HISTORIA DE LAS CAMPANAS

María Perelli

El telefonazo imprevisto de un viejo amigo italiano, el Señor Marinelli, que buscaba noticias sobre Tenerife, nos recordó la inolvidable visita que hicimos muchos años atrás a la fábrica de campanas de su tío primo.

Por lo tanto, no podemos evitar hablar de la historia de la antigua tradición cristiana de las campanas y de su uso en la vida de nuestros antepasados, con la esperanza de que a alguien le interese.

Campanas grandes existían en Asia desde muchísimo tiempo y se usaban sobre todo durante las oraciones budistas, pero estaban fijas, no tenían badajo y se golpeaban con un tronco de árbol.

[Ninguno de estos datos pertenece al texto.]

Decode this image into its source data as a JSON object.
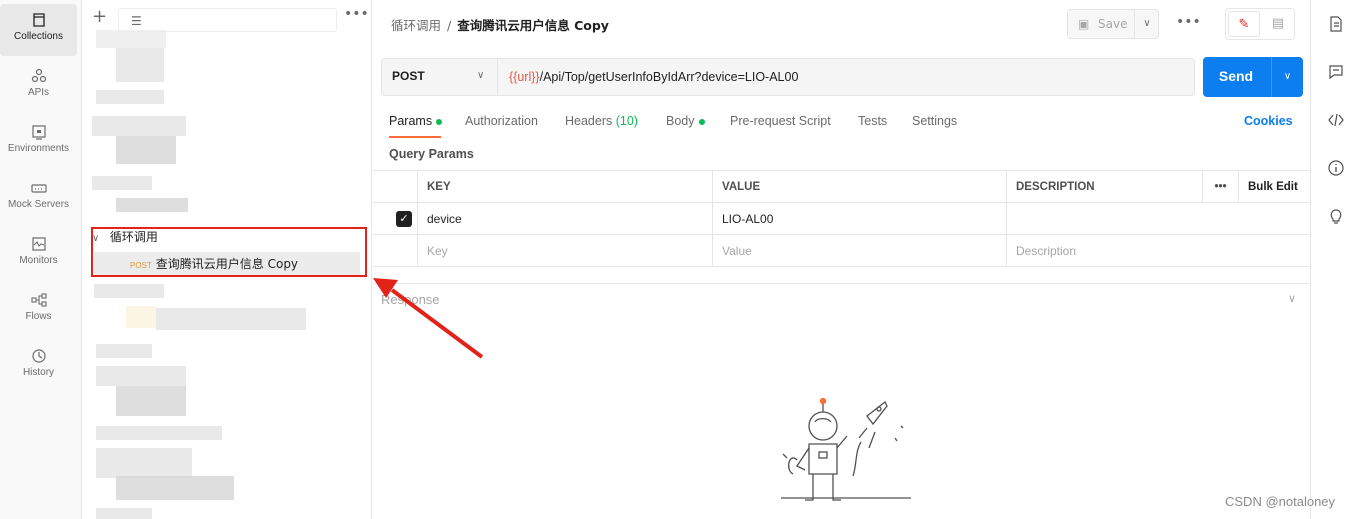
{
  "nav": {
    "items": [
      {
        "label": "Collections",
        "icon": "collections-icon",
        "active": true
      },
      {
        "label": "APIs",
        "icon": "apis-icon"
      },
      {
        "label": "Environments",
        "icon": "environments-icon"
      },
      {
        "label": "Mock Servers",
        "icon": "mock-servers-icon"
      },
      {
        "label": "Monitors",
        "icon": "monitors-icon"
      },
      {
        "label": "Flows",
        "icon": "flows-icon"
      },
      {
        "label": "History",
        "icon": "history-icon"
      }
    ]
  },
  "sidebar": {
    "folder_name": "循环调用",
    "request": {
      "method": "POST",
      "name": "查询腾讯云用户信息 Copy"
    }
  },
  "header": {
    "breadcrumb_parent": "循环调用",
    "breadcrumb_separator": "/",
    "breadcrumb_current": "查询腾讯云用户信息 Copy",
    "save_label": "Save"
  },
  "request": {
    "method": "POST",
    "url_variable": "{{url}}",
    "url_rest": "/Api/Top/getUserInfoByIdArr?device=LIO-AL00",
    "send_label": "Send"
  },
  "tabs": [
    {
      "label": "Params",
      "dot": true
    },
    {
      "label": "Authorization"
    },
    {
      "label": "Headers",
      "count": "(10)"
    },
    {
      "label": "Body",
      "dot": true
    },
    {
      "label": "Pre-request Script"
    },
    {
      "label": "Tests"
    },
    {
      "label": "Settings"
    }
  ],
  "cookies_label": "Cookies",
  "query_params": {
    "title": "Query Params",
    "headers": {
      "key": "KEY",
      "value": "VALUE",
      "description": "DESCRIPTION",
      "bulk_edit": "Bulk Edit"
    },
    "rows": [
      {
        "key": "device",
        "value": "LIO-AL00",
        "description": "",
        "checked": true
      }
    ],
    "placeholder": {
      "key": "Key",
      "value": "Value",
      "description": "Description"
    }
  },
  "response": {
    "title": "Response"
  },
  "watermark": "CSDN @notaloney",
  "colors": {
    "accent": "#0c7ef0",
    "highlight": "#e2231a",
    "variable": "#e2584a",
    "active_tab": "#ff6c37",
    "dot": "#0cbb52"
  }
}
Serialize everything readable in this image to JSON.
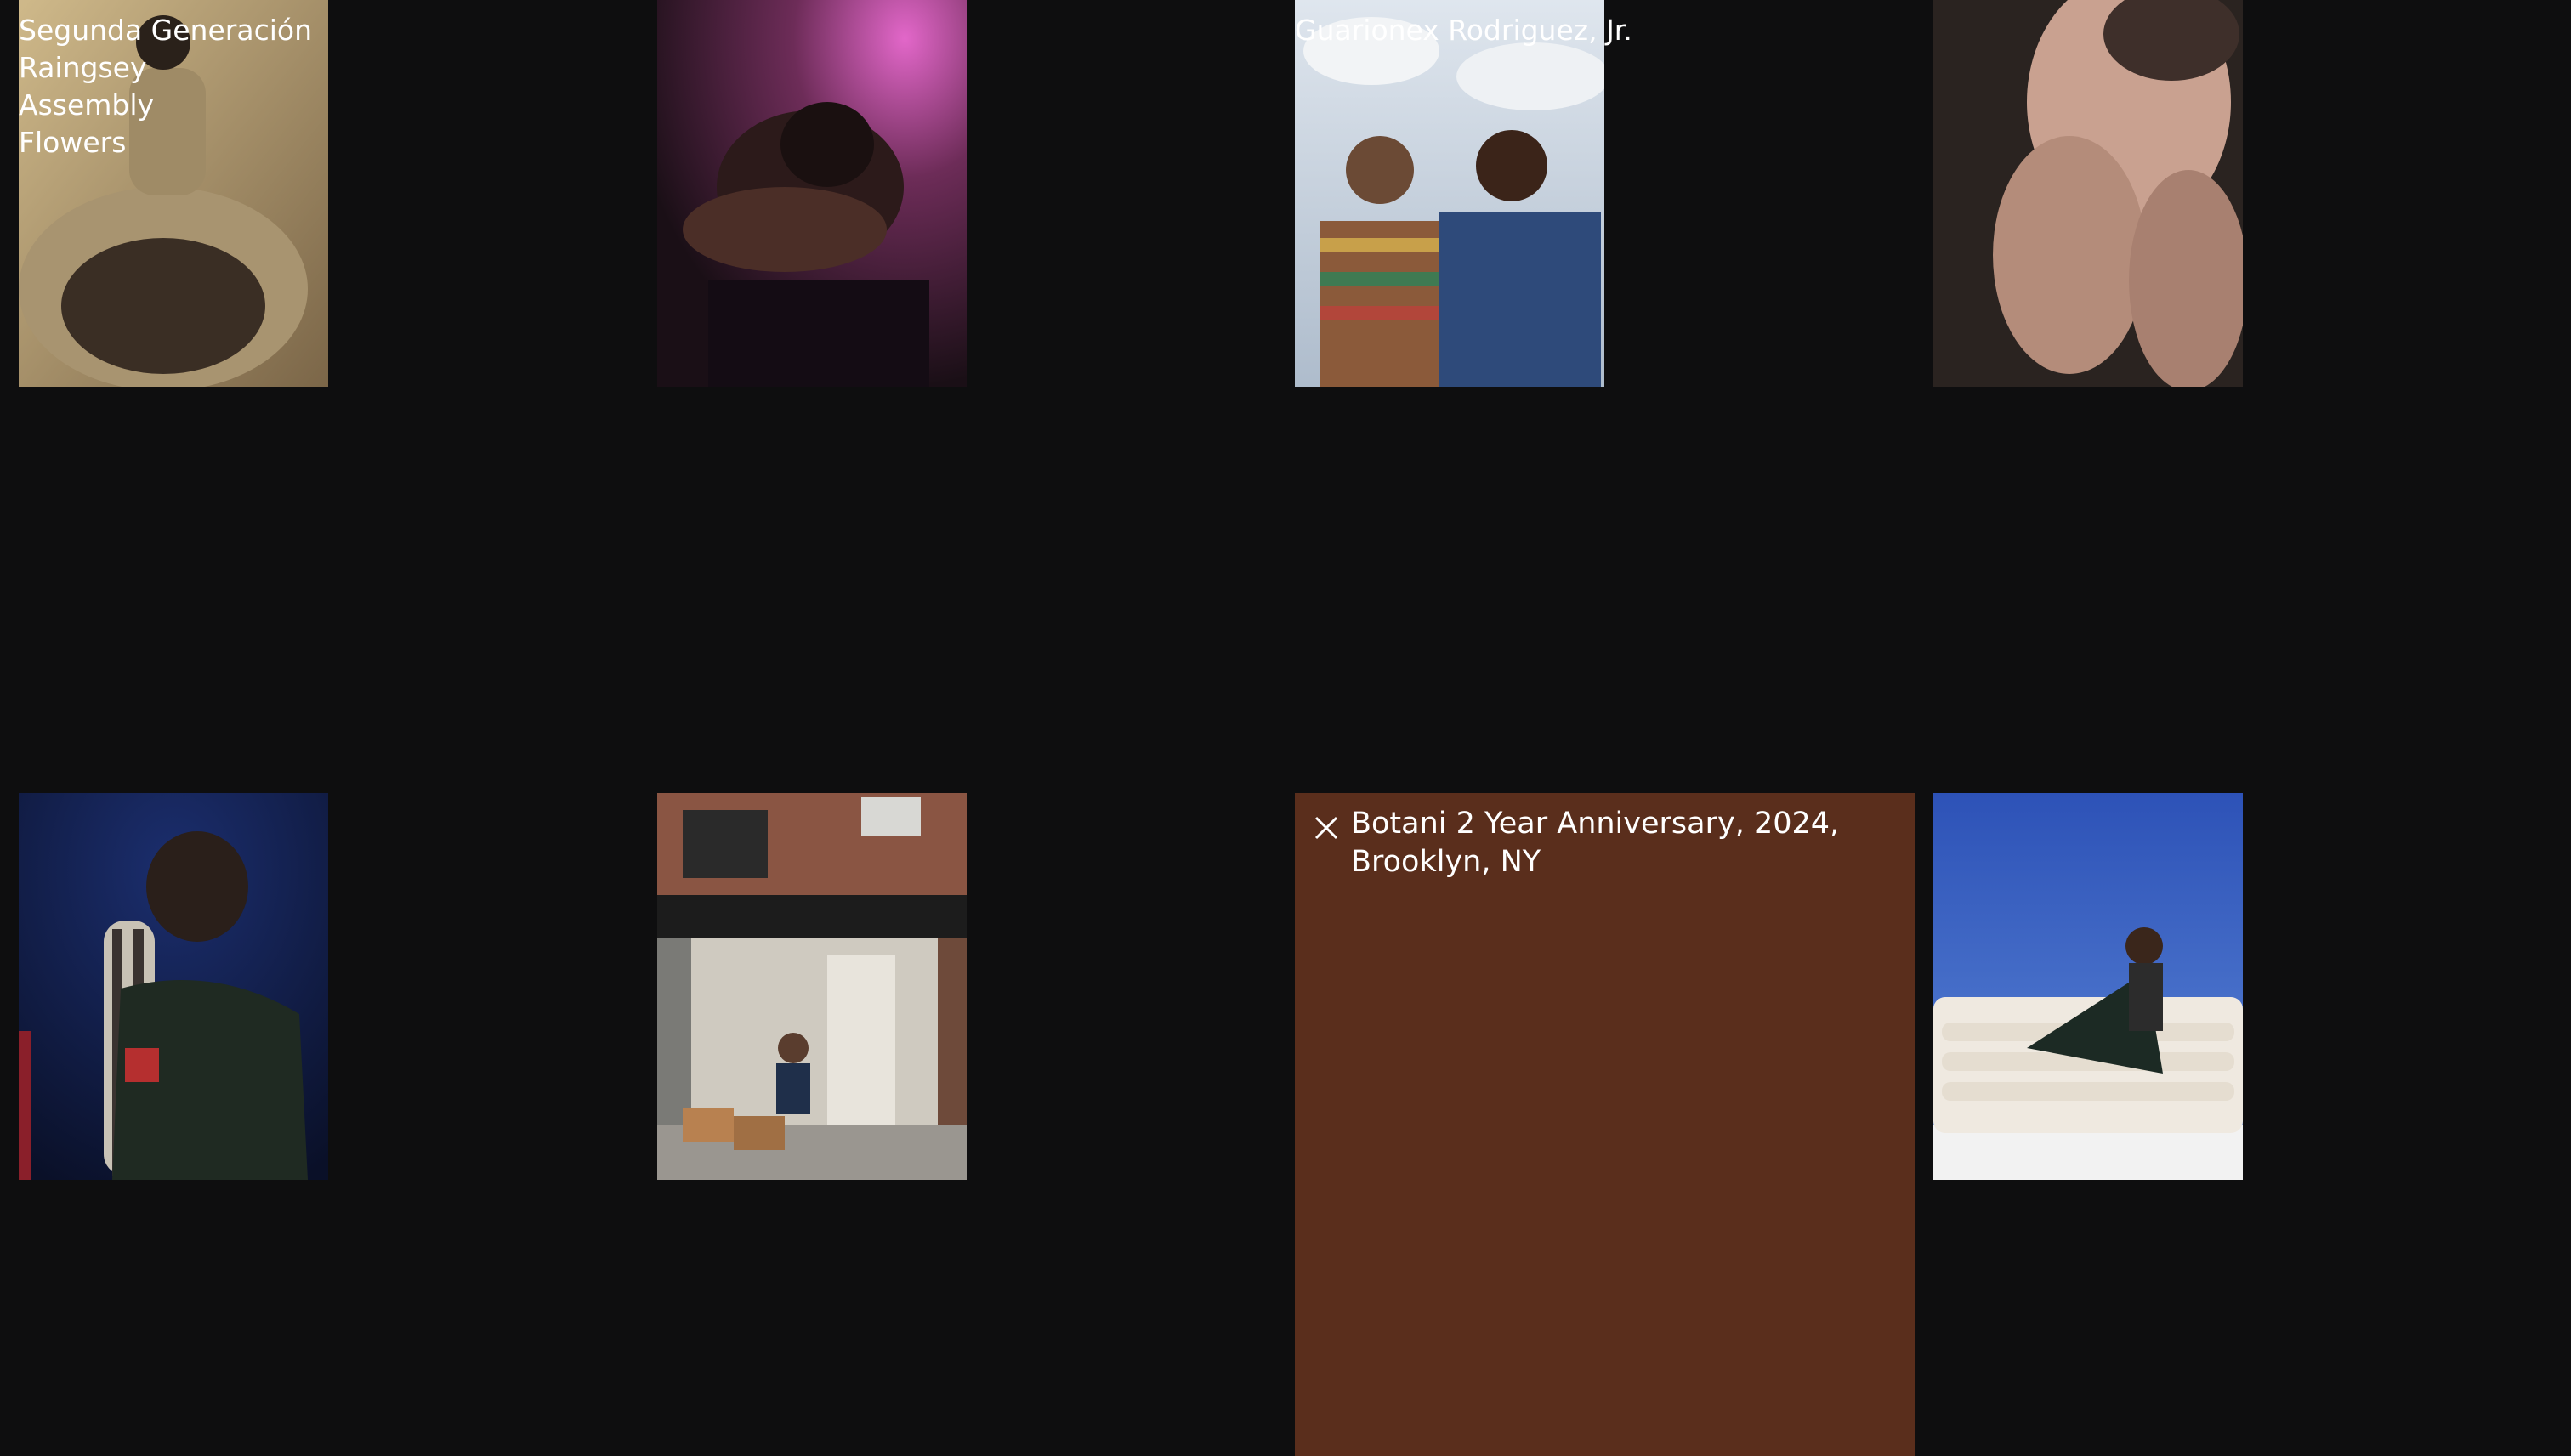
{
  "captions": {
    "left_list": [
      "Segunda Generación",
      "Raingsey",
      "Assembly",
      "Flowers"
    ],
    "middle": "Guarionex Rodriguez, Jr."
  },
  "detail": {
    "close_icon": "close-icon",
    "title_line1": "Botani 2 Year Anniversary, 2024,",
    "title_line2": "Brooklyn, NY",
    "background": "#5a2e1c"
  },
  "colors": {
    "page_background": "#0e0e0f",
    "text": "#ffffff"
  }
}
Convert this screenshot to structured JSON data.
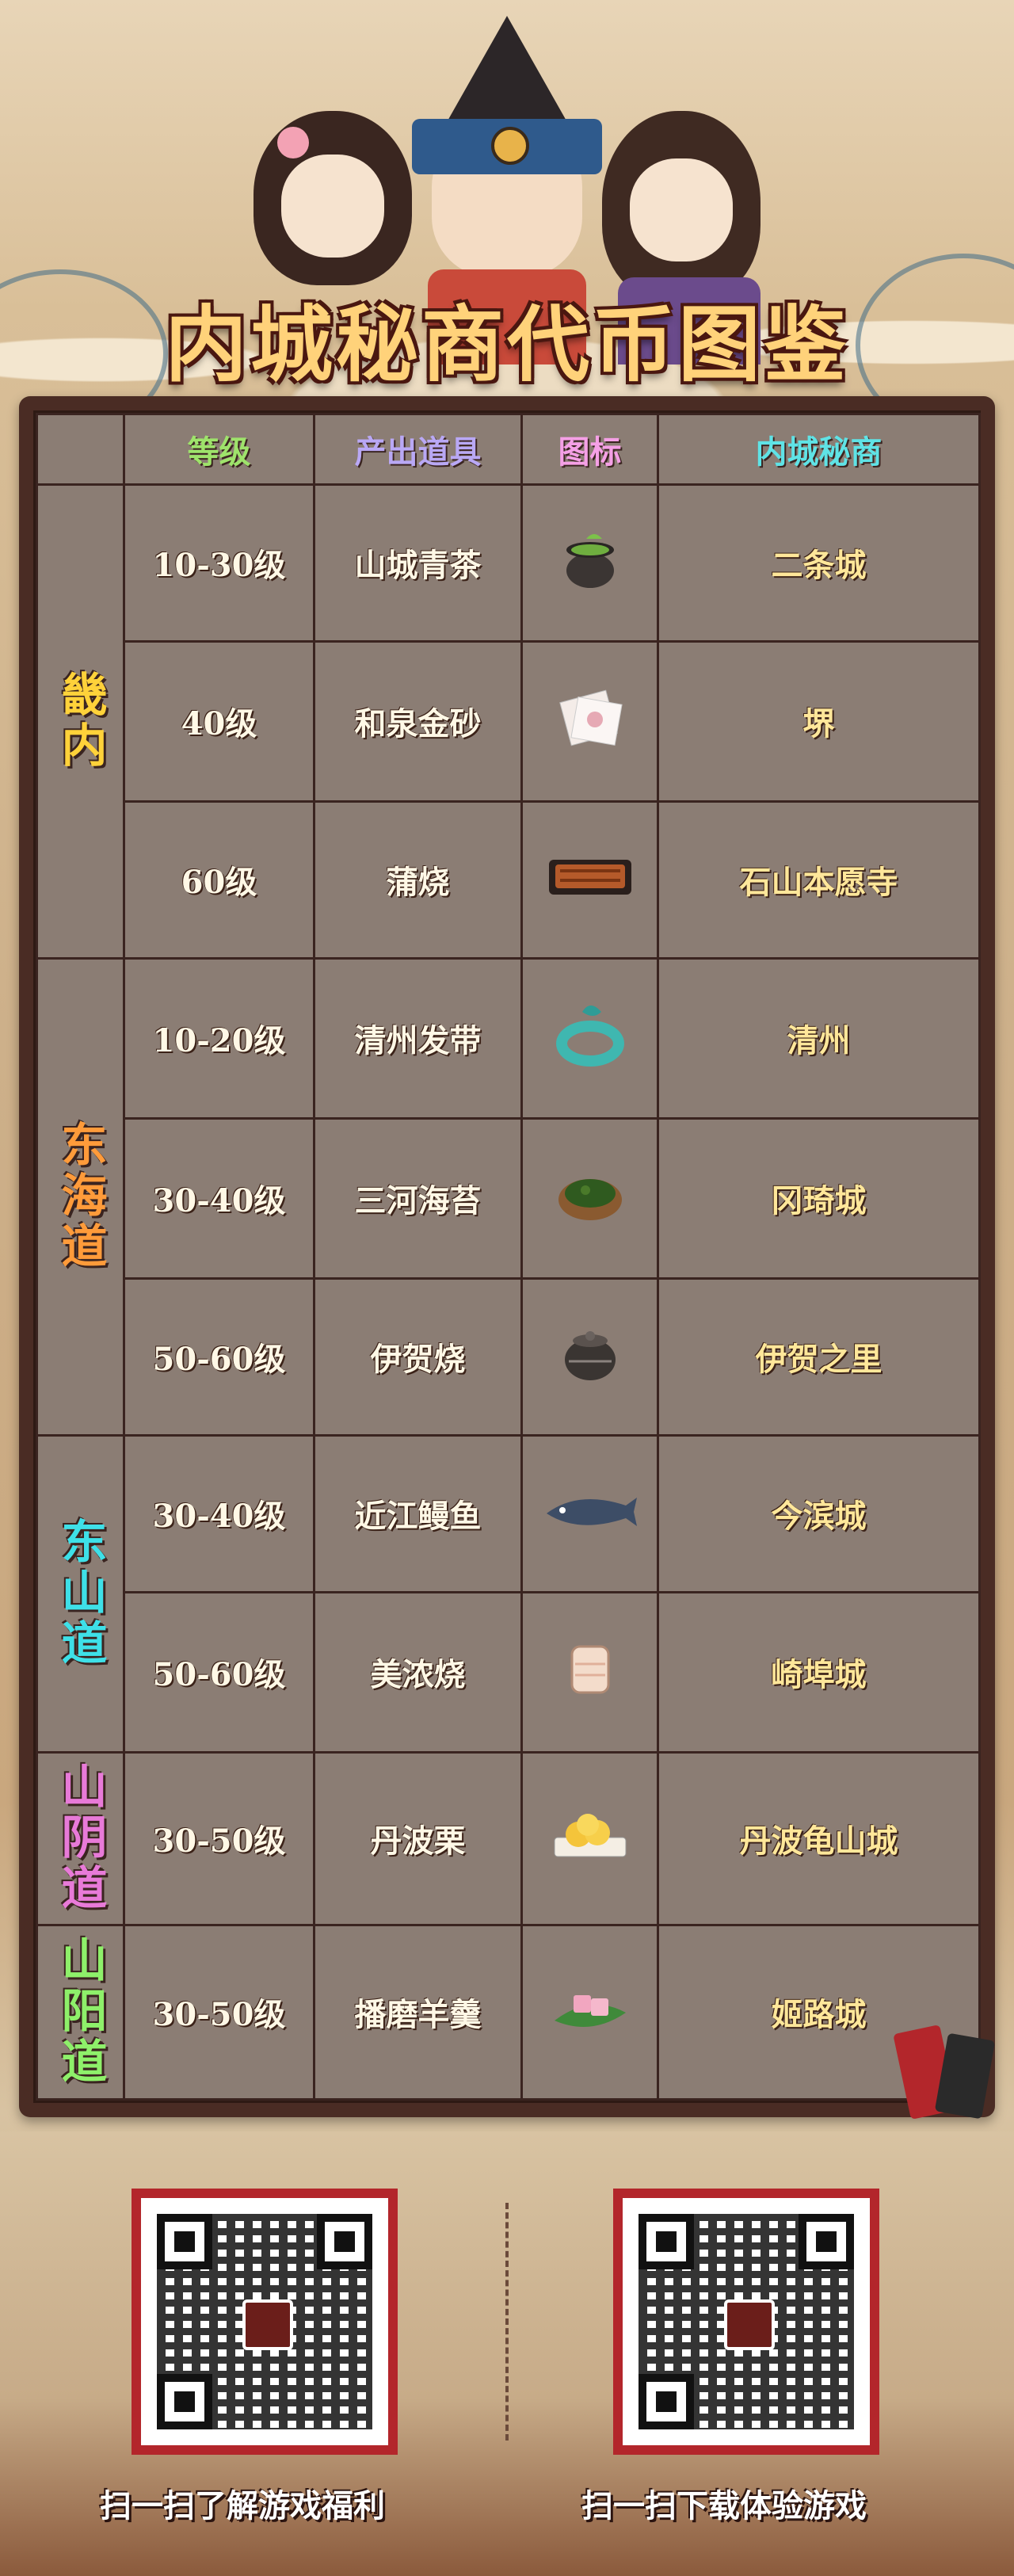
{
  "title": "内城秘商代币图鉴",
  "table": {
    "headers": {
      "level": "等级",
      "item": "产出道具",
      "icon": "图标",
      "merchant": "内城秘商"
    },
    "header_colors": {
      "level": "#9ee36b",
      "item": "#b9a8f5",
      "icon": "#f5a0e6",
      "merchant": "#5fe3e6"
    },
    "regions": [
      {
        "name": "畿内",
        "color": "#ffd23a",
        "rows": [
          {
            "level": "10-30级",
            "item": "山城青茶",
            "icon_name": "tea-bowl-icon",
            "merchant": "二条城"
          },
          {
            "level": "40级",
            "item": "和泉金砂",
            "icon_name": "paper-pouch-icon",
            "merchant": "堺"
          },
          {
            "level": "60级",
            "item": "蒲烧",
            "icon_name": "grilled-eel-icon",
            "merchant": "石山本愿寺"
          }
        ]
      },
      {
        "name": "东海道",
        "color": "#ff9b3a",
        "rows": [
          {
            "level": "10-20级",
            "item": "清州发带",
            "icon_name": "hair-band-icon",
            "merchant": "清州"
          },
          {
            "level": "30-40级",
            "item": "三河海苔",
            "icon_name": "seaweed-bowl-icon",
            "merchant": "冈琦城"
          },
          {
            "level": "50-60级",
            "item": "伊贺烧",
            "icon_name": "pottery-jar-icon",
            "merchant": "伊贺之里"
          }
        ]
      },
      {
        "name": "东山道",
        "color": "#3ee0e8",
        "rows": [
          {
            "level": "30-40级",
            "item": "近江鳗鱼",
            "icon_name": "eel-fish-icon",
            "merchant": "今滨城"
          },
          {
            "level": "50-60级",
            "item": "美浓烧",
            "icon_name": "ceramic-cup-icon",
            "merchant": "崎埠城"
          }
        ]
      },
      {
        "name": "山阴道",
        "color": "#e87ad8",
        "rows": [
          {
            "level": "30-50级",
            "item": "丹波栗",
            "icon_name": "chestnut-plate-icon",
            "merchant": "丹波龟山城"
          }
        ]
      },
      {
        "name": "山阳道",
        "color": "#8ef06a",
        "rows": [
          {
            "level": "30-50级",
            "item": "播磨羊羹",
            "icon_name": "yokan-sweet-icon",
            "merchant": "姬路城"
          }
        ]
      }
    ]
  },
  "footer": {
    "left_caption": "扫一扫了解游戏福利",
    "right_caption": "扫一扫下载体验游戏"
  }
}
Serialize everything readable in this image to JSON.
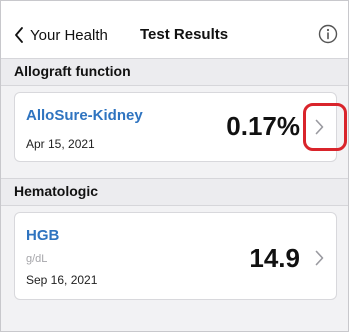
{
  "header": {
    "back_label": "Your Health",
    "title": "Test Results"
  },
  "sections": [
    {
      "title": "Allograft function",
      "result": {
        "name": "AlloSure-Kidney",
        "unit": "",
        "date": "Apr 15, 2021",
        "value": "0.17%"
      }
    },
    {
      "title": "Hematologic",
      "result": {
        "name": "HGB",
        "unit": "g/dL",
        "date": "Sep 16, 2021",
        "value": "14.9"
      }
    }
  ],
  "colors": {
    "link_blue": "#2f74c0",
    "highlight_red": "#d9242b"
  },
  "icons": {
    "back": "chevron-left-icon",
    "info": "info-icon",
    "row_disclosure": "chevron-right-icon"
  }
}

En las civilizaciones etrusca, romana y griega había pequeñas campanas, pero no de uso religioso; en latino se llamaban "tintinnabula". Los primeros cristianos no las utilizaban.

El "inventor" de las campanas como instrumento religioso, o sea que se bendice antes de usarlo, fue un santo, Paulinus (o Pablito, 354-431 d.C.).  Él nació en Burdeos (en la actual Francia) de una familia patricia romana; su padre era prefecto en Gallia.  Conoció a Ambrosio y Agustín, se volvió cristiano y mantuvo una larga correspondencia con estos dos Santos filósofos.  Durante una estancia en Cataluña conoció a una mujer catalana, Therasia, y se casó con ella.  Tuvieron un sólo hijo, que falleció prematuramente. En consecuencia, los dos, muy afligidos, decidieron dedicarse a la vida monacal y regalaron todos sus bienes a los pobres. Paulinus fue ordenado sacerdote por el obispo de Barcelona, pero no quiso asumir ningún cargo en la diócesis.  Se fue a Nola, pequeña ciudad cerca de Nápoles (Italia), donde tenía una propiedad. Allí, pronto construyó un lugar para acoger a los pobres. Cuando en la ciudad se necesitó nombrar a un nuevo obispo, todos los habitantes exigieron que fuera él.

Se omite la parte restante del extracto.